What was the original LULD proposed? You can read the SEC’s May 25th 2011 proposal here. In essence, LULD would create 15-second “limit states” when a stock deviates from calculated reference points a certain percentage. Trading in these “limit states” would be restricted with regard to price, but not halted; trades wouldn’t be allowed to take place more than a specified percentage above or below the average price over the preceding five-minute period. If prices don’t move away from the specified limits within 15 seconds, the listing market would declare a trading pause of five minutes.

In our note to you from June 27th, 2011 we pointed out some serious flaws in the proposed LULD mechanism. Of course, we were concerned that the safety mechanism that would limit trading in wild times was being proposed by stock exchanges that have a financial interest to not limit such trading. We were also concerned with:

1)      The needless complexity of the rule,

2)      Why the limit state would last only 15 seconds,

3)      That the slower SIP would be used to calculate the trading bands, as opposed to the faster speeds that HFTs operate.

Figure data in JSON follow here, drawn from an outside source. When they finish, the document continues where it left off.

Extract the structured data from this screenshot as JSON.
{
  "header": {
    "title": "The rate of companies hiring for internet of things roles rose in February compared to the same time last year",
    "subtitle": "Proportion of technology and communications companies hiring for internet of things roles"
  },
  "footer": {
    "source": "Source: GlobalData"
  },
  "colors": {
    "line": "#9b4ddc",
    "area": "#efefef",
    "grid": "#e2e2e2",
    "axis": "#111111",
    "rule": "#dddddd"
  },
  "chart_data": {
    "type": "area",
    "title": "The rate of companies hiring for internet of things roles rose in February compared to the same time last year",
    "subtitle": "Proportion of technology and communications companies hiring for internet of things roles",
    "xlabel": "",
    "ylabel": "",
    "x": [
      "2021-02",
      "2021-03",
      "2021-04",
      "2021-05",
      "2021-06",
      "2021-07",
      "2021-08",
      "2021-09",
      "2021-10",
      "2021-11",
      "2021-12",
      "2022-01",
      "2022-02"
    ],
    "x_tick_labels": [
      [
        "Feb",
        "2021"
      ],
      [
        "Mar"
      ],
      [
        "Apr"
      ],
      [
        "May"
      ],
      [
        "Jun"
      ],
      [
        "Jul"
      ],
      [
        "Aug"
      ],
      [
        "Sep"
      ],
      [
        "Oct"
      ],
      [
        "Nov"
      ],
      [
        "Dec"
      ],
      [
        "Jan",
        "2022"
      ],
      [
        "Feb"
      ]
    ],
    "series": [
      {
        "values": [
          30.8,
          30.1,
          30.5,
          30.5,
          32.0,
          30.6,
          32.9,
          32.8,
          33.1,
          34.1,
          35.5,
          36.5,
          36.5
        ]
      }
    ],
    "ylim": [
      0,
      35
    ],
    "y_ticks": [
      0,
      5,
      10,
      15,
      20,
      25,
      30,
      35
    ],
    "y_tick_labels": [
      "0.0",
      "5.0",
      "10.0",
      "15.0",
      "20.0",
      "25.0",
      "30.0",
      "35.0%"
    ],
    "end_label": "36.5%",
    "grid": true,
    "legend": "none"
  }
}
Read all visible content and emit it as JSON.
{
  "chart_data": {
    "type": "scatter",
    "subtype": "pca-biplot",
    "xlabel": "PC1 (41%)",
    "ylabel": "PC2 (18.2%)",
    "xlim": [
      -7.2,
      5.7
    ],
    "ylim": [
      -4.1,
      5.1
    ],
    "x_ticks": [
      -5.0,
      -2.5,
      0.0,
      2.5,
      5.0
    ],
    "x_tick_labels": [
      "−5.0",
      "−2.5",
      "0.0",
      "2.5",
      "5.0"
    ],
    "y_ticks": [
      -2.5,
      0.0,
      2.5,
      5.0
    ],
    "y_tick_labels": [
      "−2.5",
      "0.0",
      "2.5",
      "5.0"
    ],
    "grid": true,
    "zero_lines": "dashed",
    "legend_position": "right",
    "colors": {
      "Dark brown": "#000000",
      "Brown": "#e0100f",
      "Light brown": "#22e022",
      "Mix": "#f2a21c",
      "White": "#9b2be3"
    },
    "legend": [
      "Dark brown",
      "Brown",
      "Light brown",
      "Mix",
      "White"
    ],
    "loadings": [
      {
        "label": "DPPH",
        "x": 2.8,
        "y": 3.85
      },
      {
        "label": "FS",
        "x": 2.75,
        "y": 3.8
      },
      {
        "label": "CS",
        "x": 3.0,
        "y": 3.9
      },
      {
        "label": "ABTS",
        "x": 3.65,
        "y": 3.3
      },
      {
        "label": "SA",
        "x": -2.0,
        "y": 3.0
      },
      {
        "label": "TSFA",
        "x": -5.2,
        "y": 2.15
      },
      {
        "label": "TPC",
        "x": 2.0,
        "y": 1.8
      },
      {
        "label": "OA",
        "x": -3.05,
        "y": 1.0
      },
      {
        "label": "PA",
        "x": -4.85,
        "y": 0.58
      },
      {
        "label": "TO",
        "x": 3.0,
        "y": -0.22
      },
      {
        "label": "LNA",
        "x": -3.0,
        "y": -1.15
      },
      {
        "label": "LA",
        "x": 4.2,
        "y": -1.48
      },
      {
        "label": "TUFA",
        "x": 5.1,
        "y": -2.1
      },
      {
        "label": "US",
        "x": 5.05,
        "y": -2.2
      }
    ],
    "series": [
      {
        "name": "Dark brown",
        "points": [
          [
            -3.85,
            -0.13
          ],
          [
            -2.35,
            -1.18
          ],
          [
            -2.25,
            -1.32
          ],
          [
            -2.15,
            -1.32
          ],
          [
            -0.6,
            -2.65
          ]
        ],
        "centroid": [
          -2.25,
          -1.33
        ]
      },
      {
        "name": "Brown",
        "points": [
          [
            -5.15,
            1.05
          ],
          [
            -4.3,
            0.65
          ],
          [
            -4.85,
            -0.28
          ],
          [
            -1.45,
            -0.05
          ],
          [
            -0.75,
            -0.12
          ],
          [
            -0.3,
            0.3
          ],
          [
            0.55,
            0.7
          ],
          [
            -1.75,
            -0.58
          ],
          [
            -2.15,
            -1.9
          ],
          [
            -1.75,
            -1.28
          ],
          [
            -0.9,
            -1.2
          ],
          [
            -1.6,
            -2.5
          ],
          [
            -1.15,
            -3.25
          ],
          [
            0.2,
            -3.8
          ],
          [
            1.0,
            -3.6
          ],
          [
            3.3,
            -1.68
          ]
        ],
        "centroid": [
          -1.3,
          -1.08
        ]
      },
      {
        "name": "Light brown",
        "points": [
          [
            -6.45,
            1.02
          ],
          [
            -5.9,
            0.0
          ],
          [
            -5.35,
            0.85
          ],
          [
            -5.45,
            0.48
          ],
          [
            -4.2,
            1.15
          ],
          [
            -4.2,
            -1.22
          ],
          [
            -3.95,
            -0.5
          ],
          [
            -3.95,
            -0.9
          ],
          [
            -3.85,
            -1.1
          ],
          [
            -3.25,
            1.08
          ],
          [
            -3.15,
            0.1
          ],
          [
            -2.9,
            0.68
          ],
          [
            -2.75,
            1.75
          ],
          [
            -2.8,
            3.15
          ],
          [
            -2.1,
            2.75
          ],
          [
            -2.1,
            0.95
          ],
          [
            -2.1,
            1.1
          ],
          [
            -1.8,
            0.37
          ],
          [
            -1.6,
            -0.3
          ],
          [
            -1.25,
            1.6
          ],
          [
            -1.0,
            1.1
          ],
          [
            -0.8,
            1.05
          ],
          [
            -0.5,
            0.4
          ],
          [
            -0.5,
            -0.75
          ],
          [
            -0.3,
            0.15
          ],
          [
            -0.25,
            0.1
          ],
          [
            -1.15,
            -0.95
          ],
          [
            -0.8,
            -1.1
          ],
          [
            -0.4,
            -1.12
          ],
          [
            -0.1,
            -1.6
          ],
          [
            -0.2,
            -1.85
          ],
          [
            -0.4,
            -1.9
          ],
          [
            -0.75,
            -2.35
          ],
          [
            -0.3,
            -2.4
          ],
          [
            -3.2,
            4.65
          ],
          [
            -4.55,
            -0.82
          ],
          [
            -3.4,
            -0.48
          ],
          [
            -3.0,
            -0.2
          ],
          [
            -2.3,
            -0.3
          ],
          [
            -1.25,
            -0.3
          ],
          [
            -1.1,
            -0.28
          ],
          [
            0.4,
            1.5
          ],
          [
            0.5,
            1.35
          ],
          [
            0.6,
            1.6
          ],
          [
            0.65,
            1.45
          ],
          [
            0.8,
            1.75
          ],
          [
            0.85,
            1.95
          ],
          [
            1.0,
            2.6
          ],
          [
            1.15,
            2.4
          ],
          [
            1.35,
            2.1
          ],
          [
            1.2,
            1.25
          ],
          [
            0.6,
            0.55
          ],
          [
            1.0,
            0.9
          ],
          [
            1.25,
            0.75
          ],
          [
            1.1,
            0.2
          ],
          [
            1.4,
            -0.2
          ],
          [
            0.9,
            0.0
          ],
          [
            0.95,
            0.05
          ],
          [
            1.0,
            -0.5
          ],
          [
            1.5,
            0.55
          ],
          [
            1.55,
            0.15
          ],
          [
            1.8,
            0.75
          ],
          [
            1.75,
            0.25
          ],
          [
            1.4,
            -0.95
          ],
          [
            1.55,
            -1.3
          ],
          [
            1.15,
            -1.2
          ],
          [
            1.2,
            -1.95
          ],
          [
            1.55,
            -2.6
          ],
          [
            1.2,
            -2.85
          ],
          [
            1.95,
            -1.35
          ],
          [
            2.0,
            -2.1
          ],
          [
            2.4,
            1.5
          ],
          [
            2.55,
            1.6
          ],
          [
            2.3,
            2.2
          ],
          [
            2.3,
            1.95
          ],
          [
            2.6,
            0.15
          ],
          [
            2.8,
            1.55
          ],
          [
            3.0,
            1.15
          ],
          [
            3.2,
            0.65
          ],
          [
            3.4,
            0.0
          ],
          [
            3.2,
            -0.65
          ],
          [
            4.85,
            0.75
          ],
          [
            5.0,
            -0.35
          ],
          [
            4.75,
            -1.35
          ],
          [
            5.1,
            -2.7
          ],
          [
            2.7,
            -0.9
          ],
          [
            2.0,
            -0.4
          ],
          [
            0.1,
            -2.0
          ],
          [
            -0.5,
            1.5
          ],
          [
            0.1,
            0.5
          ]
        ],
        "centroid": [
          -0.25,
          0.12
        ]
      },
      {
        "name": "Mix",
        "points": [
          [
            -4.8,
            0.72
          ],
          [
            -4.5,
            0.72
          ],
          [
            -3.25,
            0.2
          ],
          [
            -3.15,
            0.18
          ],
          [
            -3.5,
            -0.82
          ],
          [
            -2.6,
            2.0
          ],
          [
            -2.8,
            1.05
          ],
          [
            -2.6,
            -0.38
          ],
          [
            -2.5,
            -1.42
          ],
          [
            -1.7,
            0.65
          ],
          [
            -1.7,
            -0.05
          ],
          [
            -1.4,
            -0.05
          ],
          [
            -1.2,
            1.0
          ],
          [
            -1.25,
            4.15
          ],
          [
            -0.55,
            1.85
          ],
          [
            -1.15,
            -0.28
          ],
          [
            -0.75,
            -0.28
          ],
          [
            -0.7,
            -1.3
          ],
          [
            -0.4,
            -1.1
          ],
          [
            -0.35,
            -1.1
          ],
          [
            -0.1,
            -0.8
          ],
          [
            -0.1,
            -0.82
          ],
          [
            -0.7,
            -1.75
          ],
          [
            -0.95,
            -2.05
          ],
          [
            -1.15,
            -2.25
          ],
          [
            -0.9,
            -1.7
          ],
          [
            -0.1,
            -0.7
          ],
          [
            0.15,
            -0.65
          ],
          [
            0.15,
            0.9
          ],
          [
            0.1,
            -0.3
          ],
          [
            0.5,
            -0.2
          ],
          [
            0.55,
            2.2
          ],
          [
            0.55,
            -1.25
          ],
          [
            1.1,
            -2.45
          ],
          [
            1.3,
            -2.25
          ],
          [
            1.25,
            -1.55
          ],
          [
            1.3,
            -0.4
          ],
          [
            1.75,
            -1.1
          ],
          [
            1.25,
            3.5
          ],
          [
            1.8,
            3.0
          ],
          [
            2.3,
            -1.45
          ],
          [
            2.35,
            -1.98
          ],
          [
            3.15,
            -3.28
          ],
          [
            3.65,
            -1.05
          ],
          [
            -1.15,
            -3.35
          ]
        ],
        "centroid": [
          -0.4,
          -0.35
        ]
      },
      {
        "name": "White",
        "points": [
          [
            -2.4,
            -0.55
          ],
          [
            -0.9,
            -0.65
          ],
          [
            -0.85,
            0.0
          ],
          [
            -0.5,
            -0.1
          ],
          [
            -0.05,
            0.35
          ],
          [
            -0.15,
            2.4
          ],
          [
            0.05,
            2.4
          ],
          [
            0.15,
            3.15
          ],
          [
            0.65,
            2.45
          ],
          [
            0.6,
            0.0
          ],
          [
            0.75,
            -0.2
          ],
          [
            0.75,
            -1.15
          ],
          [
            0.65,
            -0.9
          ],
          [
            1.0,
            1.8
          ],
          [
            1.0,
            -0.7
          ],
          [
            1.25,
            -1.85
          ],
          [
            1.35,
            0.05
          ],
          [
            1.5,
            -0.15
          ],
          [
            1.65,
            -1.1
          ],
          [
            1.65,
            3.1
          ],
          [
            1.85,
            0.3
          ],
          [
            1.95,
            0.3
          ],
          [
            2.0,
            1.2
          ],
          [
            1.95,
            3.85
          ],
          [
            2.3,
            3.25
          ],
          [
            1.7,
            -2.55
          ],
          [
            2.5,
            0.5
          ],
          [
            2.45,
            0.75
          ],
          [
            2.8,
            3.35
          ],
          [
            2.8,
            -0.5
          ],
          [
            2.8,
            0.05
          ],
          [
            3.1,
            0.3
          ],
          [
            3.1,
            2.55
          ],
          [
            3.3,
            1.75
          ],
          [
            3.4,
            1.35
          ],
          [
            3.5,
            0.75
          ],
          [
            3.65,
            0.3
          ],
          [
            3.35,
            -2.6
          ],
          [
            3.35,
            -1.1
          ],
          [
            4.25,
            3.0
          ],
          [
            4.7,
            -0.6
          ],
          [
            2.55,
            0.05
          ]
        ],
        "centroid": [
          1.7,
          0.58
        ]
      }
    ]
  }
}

We wrote the SEC with our concerns in this comment letter. The SEC has not passed this proposal, and has delayed implementing it 3 times,

What is changing in the new LULD proposal? Flexibility for the stock exchanges. The proposal would give the market that lists a security the discretion to declare a trading pause during a “straddle state” when a stock “deviates from normal trading characteristics”. It would not be automatic. The April 2011 proposal didn’t include this flexibility. So in the eleventh hour, the stock exchanges change the LULD proposal, which already would allow for much more trading than circuit breakers, by making the trading pauses at the discretion of the exchanges, which have a financial interest in allowing continuous trading. Makes sense?

Why have the exchanges who wrote LULD put this last minute change in? Has everyone had time to digest this last minute change, which again would give the exchanges discretion to halt and limit trading? What is the exchanges’ track record with providing for continuous trading? How did the exchanges handle continuous trading in recent IPOs? Do you trust them?

The SEC is expected to rule today. Let’s watch the SEC today to see what they decide. We will all quickly see whether our regulators care more about protecting investors and giving bringing back confidence, or helping HFT firms and the exchanges who arm them.